Centers for Medicare & Medicaid Services Proposes Rule to Reverse Ban on Nursing Home Arbitration Agreements
By Michael A. Vercher, Partner
On Oct. 4, 2016, the Obama administration published a rule that, in its final form, banned pre-dispute arbitration agreements in nursing home contracts.
The ban was put on hold pending the resolution of litigation instituted by the American Health Care Association (“AHCA”) and other interest groups, but a proposed rule by the Centers for Medicare & Medicaid Services (“CMS”) issued on June 5, 2017, would rescind the absolute ban on arbitration agreements in nursing home contracts.
However, the CMS revisions would place certain new limitations on arbitration agreements including:
- All agreements for binding arbitration must be in plain language.
- If signing the agreement for binding arbitration is a condition of admission into the facility, the language of the agreement must be in plain writing and in the admissions contract.

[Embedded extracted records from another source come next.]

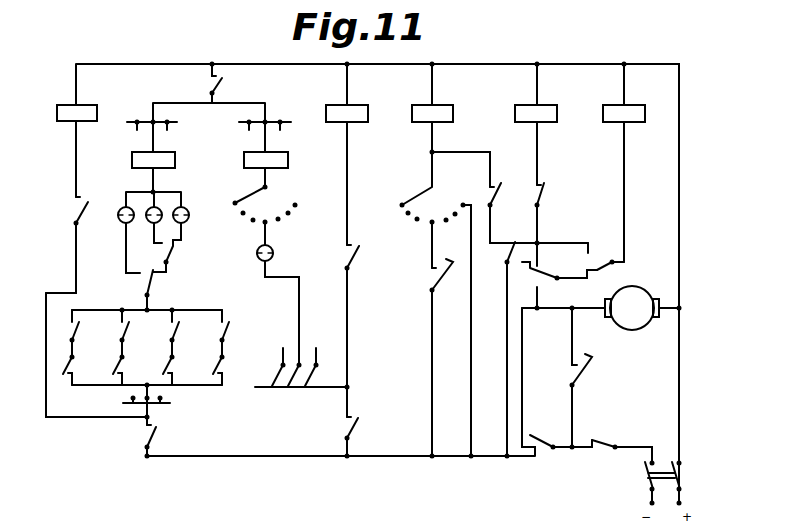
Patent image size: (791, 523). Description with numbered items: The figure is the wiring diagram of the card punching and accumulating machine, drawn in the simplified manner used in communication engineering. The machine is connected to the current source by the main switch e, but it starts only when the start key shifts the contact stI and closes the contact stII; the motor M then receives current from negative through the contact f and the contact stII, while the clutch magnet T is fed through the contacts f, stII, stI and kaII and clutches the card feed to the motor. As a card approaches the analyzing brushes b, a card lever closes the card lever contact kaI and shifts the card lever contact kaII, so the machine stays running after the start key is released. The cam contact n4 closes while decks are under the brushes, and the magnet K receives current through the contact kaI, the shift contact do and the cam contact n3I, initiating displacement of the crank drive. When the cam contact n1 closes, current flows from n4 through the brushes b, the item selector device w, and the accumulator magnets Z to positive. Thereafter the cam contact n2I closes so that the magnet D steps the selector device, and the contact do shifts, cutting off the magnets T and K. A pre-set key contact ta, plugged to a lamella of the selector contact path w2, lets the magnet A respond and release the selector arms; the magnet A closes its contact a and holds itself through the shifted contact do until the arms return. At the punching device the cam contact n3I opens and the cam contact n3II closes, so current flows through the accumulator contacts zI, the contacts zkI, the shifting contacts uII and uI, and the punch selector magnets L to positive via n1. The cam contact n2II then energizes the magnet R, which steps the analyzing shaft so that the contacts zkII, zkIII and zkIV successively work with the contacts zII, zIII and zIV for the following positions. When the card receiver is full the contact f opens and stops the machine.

The magnet R is at (83, 151).
The cam contact n1 is at (209, 108).
The punch selector magnets L is at (165, 187).
The magnet Z of the accumulator Z is at (286, 169).
The item selector device w is at (251, 195).
The item selector device w2 is at (420, 195).
The shifting contacts uI is at (181, 248).
The shifting contacts uII is at (158, 266).
The cam contact n2II is at (74, 245).
The contacts zkI is at (84, 335).
The contacts zkII is at (135, 335).
The contacts zkIII is at (186, 335).
The contacts zkIV is at (245, 335).
The contacts zI is at (75, 371).
The contacts zII is at (126, 371).
The contacts zIII is at (178, 371).
The contacts zIV is at (237, 371).
The cam contact n3II is at (159, 440).
The magnet D is at (354, 154).
The cam contact n2I is at (359, 331).
The cam contact n4 is at (360, 436).
The analyzing brushes b is at (301, 356).
The magnet A is at (451, 125).
The key contact ta is at (425, 357).
The contact a is at (538, 213).
The shift contact do is at (504, 339).
The magnet K is at (543, 124).
The cam contact n3I is at (547, 214).
The start key contact stI is at (559, 262).
The card lever contact kaII is at (606, 256).
The clutch magnet T is at (631, 163).
The motor M is at (642, 308).
The start key contact stII is at (585, 379).
The card lever contact kaI is at (561, 435).
The contact f is at (622, 440).
The main switch e is at (656, 483).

- The agreement must be explained to the resident and his or her representative in a form and manner they understand, including that it must be in a language they understand.
- The resident must acknowledge that he or she understands the agreement.
- The agreement must not contain any language that prohibits or discourages the resident or anyone else from communicating with federal, state, or local officials, including federal and state surveyors, other federal or state health department employees, or representatives of the State Long-Term Care Ombudsman.
- If a facility resolves a dispute with a resident through arbitration, it must retain a copy of the signed agreement for binding arbitration and the arbitrator’s final decision so it can be inspected by CMS or its designee.
- The facility must post a notice regarding its use of binding arbitration in an area that is visible to both residents and visitors.